Kara was at home, but was in bed. T. X. remembered that this extraordinary man invariably went to bed early and that it was his practice to receive visitors in this guarded room of his. He was admitted almost at once and found Kara in his silk dressing-gown lying on the bed smoking. The heat of the room was unbearable even on that bleak February night.
"This is a pleasant surprise," said Kara, sitting up; "I hope you don't mind my dishabille."
T. X. came straight to the point.
"Where is Miss Holland!" he asked.
"Miss Holland?" Kara's eyebrows advertised his astonishment. "What an extraordinary question to ask me, my dear man! At her home, or at the theatre or in a cinema palace - I don't know how these people employ their evenings."
"She is not at home," said T. X., "and I have reason to believe that she has not left this house."
"What a suspicious person you are, Mr. Meredith!" Kara rang the bell and Fisher came in with a cup of coffee on a tray.
"Fisher," drawled Kara. "Mr. Meredith) is anxious to know where Miss Holland is. Will you be good enough to tell him, you know more about her movements than I do."
"As far as I know, sir," said Fisher deferentially, "she left the house about 5.30, her usual hour. She sent me out a little before five on a message and when I came back her hat and her coat had gone, so I presume she had gone also."
"Did you see her go?" asked T. X.
The man shook his head.
"No, sir, I very seldom see the lady come or go. There has been no restrictions placed upon the young lady and she has been at liberty to move about as she likes. I think I am correct in saying that, sir," he turned to Kara.
"You will probably find her at home."
He shook his finger waggishly at T. X.
"What a dog you are," he jibed, "I ought to keep the beauties of my household veiled, as we do in the East, and especially when I have a susceptible policeman wandering at large."
T. X. gave jest for jest. There was nothing to be gained by making trouble here.

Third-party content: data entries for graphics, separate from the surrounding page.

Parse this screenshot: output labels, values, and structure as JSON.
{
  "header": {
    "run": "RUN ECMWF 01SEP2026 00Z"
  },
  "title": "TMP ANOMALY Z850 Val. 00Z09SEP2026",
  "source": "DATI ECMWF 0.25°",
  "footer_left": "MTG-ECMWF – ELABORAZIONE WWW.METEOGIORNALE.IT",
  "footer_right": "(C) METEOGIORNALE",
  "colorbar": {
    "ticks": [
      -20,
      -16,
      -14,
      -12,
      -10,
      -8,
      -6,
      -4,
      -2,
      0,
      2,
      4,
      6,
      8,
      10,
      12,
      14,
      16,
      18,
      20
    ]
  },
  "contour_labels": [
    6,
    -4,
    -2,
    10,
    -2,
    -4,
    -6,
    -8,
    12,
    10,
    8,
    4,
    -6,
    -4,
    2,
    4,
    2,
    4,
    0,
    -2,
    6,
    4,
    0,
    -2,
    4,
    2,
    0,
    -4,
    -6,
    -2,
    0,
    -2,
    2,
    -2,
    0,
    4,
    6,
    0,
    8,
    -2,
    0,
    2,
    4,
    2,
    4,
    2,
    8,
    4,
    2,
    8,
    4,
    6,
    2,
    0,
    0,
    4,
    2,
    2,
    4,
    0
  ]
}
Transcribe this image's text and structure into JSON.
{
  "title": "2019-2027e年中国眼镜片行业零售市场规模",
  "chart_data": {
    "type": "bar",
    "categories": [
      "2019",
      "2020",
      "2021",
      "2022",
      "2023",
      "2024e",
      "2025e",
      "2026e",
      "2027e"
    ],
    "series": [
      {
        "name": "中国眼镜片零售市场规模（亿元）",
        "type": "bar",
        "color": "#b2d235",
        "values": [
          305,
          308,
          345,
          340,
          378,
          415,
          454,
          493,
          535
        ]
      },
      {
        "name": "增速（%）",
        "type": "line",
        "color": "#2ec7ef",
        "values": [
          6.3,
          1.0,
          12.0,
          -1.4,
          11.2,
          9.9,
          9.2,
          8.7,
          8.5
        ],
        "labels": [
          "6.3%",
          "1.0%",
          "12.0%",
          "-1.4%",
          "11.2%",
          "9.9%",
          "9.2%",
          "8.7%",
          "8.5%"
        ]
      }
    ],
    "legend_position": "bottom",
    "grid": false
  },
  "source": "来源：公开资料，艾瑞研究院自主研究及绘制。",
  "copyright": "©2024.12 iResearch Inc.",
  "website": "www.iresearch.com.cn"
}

After a few amiable commonplaces he took his departure. He found Mrs. Cassley being entertained by Mansus with a wholly fictitious description of the famous criminals he had arrested.
"I can only suggest that you go home," said T. X. "I will send a police officer with you to report to me, but in all probability you will find the lady has returned. She may have had a difficulty in getting a bus on a night like this."
A detective was summoned from Scotland Yard and accompanied by him Mrs. Cassley returned to her domicile with a certain importance. T. X. looked at his watch. It was a quarter to ten.
"Whatever happens, I must see old Lexman," he said. "Tell the best men we've got in the department to stand by for eventualities. This is going to be one of my busy days."